Therapy that promotes the involvement in leisure, recreation and play

In Australia, Diversional Therapy “is a client centred practice [that] recognises that leisure and recreational experiences are the right of all individuals.” Diversional Therapists promote the involvement in leisure, recreation and play by reducing barriers to their client's participation and providing opportunities where the individual may choose to participate and perform their occupation. Ideally these recreational activities promote self-esteem and personal fulfillment, through an emphasis on holistic care; providing physical, psychological, social, intellectual and spiritual/cultural/temporal support.

Diversional Therapists work in a wide variety of settings, such as
Rehabilitation & hospital units,
Justice Centres,
Community Centres,
Day and Respite services,
Aged Care Residential Facilities,
Ethnic Specific Services,
Palliative Care Units and Outreach Programmes,
Mental Health Services,
Specialist Organisations,
Private Practice and
Consultancy & Management.

The diversional therapist works with a client to achieve positive health outcomes by incorporating leisure programmes into their lifestyles. He or she assists decision-making and participation when developing and managing these programmes. These are often quite diverse and can range from:
- Games, outings, gardening, computers, gentle exercise, music, arts and crafts.
- Individual emotional and social support
- Sensory enrichment, activities like massage and aromatherapy, pet therapy
- Environmental enrichment activities like role play, modeling
- Discussion groups, education sessions like grooming, beauty care, cooking
- Social, cultural and spiritual activities

== Becoming a Diversional Therapist ==
To become a diversional therapist in Australia you must complete a diploma or degree in diversional therapy or leisure and health studies and this course needs to be recognised by the Diversional Therapy Association of Australia.

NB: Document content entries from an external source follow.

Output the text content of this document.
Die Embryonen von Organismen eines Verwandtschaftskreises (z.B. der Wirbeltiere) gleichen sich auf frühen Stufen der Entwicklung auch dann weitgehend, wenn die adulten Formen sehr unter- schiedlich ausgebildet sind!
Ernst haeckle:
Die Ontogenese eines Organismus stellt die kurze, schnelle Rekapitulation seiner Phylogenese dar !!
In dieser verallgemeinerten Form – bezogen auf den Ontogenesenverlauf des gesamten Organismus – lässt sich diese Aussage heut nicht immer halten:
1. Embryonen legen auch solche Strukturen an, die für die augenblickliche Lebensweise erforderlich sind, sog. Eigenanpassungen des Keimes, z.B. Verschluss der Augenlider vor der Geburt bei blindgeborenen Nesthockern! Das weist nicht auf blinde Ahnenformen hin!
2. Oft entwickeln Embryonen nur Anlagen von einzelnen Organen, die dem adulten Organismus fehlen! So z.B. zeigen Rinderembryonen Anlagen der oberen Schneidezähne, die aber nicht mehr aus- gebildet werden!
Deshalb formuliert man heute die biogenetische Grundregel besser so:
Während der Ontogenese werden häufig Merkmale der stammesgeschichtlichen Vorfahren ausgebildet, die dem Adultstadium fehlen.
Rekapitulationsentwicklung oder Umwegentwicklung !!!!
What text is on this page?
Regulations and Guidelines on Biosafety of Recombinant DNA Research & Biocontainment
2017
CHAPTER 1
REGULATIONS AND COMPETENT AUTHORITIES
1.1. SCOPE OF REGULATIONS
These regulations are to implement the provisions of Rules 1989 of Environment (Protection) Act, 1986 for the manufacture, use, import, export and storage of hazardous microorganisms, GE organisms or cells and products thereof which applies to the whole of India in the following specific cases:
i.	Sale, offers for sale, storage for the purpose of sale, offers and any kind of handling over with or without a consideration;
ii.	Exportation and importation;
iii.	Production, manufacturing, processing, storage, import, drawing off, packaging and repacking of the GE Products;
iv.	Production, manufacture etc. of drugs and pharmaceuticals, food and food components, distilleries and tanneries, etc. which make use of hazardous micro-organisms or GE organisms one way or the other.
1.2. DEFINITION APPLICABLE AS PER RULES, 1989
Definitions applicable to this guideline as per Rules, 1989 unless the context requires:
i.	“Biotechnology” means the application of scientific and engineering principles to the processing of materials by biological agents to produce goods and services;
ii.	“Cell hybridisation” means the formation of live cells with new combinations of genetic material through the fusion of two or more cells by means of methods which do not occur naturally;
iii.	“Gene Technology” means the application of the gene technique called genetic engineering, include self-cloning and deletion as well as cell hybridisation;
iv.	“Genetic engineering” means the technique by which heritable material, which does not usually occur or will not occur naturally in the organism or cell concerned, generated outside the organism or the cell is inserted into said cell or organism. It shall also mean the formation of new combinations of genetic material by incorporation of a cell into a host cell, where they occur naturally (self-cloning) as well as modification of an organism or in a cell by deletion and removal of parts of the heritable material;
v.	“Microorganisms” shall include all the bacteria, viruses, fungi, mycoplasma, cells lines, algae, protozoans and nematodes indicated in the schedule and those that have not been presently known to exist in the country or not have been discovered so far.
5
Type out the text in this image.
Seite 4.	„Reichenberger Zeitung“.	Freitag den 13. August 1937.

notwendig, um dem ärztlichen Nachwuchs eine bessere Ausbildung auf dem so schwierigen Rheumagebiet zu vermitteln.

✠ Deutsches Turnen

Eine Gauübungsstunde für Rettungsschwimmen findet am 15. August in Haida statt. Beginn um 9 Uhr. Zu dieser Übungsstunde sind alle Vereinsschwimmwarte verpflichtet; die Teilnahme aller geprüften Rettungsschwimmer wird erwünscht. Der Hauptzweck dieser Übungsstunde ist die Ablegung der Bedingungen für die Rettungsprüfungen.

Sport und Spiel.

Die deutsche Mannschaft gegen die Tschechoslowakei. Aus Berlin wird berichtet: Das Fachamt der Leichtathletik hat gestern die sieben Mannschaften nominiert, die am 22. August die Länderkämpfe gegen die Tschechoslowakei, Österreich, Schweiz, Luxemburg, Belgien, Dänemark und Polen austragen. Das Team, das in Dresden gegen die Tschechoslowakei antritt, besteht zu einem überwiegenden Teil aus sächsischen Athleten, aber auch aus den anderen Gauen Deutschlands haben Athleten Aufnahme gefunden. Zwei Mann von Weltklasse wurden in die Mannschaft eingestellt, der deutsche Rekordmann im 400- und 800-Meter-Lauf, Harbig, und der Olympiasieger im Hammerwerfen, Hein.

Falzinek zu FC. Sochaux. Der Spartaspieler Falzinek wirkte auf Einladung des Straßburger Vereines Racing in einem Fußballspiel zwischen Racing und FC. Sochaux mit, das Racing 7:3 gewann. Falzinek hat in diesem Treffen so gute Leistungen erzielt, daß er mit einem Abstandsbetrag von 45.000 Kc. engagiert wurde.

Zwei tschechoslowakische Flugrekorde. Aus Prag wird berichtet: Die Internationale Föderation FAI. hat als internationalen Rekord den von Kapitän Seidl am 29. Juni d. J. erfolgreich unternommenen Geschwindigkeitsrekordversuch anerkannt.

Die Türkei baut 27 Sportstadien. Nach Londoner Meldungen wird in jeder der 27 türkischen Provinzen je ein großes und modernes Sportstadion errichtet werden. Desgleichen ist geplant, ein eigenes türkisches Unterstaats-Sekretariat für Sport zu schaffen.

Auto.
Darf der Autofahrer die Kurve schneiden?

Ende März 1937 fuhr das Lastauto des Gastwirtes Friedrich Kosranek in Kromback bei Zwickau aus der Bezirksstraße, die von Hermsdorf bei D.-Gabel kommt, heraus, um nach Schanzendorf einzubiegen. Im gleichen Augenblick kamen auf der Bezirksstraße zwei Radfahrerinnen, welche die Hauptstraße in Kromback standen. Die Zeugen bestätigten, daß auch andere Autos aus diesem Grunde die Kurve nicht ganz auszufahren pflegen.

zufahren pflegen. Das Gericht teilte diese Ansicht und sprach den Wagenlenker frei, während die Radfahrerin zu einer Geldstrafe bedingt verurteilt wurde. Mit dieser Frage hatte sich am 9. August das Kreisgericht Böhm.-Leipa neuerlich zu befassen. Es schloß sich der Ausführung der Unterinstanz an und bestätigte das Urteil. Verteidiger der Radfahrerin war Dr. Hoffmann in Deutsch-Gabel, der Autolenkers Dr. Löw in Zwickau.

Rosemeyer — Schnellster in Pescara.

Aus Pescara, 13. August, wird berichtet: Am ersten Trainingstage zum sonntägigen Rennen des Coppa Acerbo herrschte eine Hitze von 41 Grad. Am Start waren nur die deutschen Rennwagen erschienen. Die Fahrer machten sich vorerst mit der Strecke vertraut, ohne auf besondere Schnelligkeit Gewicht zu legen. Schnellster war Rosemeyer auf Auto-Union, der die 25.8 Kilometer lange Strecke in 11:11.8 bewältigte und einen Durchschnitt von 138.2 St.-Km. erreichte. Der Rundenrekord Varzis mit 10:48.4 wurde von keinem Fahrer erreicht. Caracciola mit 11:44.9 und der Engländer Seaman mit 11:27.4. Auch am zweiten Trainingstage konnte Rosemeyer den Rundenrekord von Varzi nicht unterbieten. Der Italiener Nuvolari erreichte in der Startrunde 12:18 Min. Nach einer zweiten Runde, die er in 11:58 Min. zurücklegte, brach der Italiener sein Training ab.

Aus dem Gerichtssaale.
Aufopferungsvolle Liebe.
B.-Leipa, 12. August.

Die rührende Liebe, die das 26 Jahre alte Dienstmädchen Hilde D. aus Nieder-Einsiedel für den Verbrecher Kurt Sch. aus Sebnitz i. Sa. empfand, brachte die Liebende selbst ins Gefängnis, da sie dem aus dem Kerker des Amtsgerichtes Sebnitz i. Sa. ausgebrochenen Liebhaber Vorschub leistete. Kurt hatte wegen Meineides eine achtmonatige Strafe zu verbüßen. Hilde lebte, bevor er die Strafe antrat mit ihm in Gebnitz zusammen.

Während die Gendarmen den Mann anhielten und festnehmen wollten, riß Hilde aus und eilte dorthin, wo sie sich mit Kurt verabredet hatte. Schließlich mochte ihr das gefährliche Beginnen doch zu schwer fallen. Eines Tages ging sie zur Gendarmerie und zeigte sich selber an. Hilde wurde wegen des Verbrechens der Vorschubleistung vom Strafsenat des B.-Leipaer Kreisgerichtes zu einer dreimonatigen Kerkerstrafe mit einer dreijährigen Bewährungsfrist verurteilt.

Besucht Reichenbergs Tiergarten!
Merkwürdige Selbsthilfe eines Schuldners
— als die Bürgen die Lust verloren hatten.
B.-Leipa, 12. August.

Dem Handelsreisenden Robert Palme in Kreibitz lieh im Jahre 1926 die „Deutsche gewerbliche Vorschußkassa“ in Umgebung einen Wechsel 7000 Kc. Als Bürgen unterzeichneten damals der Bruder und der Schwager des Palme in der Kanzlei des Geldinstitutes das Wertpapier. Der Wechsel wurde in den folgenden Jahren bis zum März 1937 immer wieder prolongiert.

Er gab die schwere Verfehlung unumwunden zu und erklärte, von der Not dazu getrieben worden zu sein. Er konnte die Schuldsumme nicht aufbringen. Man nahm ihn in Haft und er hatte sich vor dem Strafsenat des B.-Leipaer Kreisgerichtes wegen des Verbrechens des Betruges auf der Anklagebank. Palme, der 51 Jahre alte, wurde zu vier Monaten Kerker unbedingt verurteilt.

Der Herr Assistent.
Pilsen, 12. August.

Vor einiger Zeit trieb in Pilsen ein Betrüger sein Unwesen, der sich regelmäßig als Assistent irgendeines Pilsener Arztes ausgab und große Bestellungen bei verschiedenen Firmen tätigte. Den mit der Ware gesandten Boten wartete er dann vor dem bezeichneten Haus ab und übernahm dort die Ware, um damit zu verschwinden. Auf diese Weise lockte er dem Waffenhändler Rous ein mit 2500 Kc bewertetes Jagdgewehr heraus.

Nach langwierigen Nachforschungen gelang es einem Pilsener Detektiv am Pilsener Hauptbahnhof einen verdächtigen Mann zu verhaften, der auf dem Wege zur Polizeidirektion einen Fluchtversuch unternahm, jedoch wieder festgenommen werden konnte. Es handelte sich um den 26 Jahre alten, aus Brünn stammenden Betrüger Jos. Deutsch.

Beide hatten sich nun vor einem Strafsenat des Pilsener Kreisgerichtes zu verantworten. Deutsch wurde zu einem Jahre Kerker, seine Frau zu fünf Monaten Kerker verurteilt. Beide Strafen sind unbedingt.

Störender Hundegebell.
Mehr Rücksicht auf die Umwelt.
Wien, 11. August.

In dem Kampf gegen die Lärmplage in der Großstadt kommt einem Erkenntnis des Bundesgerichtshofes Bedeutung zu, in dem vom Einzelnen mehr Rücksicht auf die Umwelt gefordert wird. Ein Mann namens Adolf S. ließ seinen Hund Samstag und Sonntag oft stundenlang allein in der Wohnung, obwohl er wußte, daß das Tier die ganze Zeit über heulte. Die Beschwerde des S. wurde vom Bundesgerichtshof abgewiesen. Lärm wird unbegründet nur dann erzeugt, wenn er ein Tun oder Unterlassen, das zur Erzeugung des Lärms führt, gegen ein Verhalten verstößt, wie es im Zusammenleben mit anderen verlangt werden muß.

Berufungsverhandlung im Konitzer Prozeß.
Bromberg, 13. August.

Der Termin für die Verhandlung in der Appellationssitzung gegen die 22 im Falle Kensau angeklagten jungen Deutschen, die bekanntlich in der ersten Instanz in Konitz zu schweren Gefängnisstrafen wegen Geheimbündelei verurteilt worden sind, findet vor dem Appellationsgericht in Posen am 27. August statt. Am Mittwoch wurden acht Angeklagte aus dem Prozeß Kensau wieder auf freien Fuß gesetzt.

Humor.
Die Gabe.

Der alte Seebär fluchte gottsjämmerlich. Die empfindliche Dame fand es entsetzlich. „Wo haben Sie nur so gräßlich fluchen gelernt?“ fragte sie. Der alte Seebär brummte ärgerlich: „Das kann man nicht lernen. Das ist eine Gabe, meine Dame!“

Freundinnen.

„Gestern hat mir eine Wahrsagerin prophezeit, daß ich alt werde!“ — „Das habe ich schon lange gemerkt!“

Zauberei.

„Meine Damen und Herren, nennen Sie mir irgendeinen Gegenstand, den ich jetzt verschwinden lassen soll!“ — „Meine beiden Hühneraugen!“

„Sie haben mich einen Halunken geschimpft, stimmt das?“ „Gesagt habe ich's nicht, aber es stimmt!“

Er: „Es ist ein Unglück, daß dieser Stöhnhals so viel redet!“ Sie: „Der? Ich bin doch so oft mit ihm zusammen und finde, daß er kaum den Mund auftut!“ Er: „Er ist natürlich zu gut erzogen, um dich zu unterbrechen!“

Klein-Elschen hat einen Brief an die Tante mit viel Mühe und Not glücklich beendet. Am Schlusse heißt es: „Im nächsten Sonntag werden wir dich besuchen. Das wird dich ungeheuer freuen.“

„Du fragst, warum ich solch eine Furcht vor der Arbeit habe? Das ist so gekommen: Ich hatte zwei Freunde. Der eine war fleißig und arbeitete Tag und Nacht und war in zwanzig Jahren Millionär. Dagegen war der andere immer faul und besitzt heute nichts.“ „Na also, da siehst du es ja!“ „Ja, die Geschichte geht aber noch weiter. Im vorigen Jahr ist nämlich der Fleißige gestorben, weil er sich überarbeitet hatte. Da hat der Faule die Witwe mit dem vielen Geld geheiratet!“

National Certificate in Diversion Therapy may be completed in New Zealand with a prerequisite of Level 3 Core Competencies qualification, which is a basic all-round groundwork course. This course of study would approximately take 18 months to complete. The diversional therapy courses are usually offered by institutions that focus on practical learning and skills, teaching about the roles of the diversional therapist and developing the ability to create a plan of care.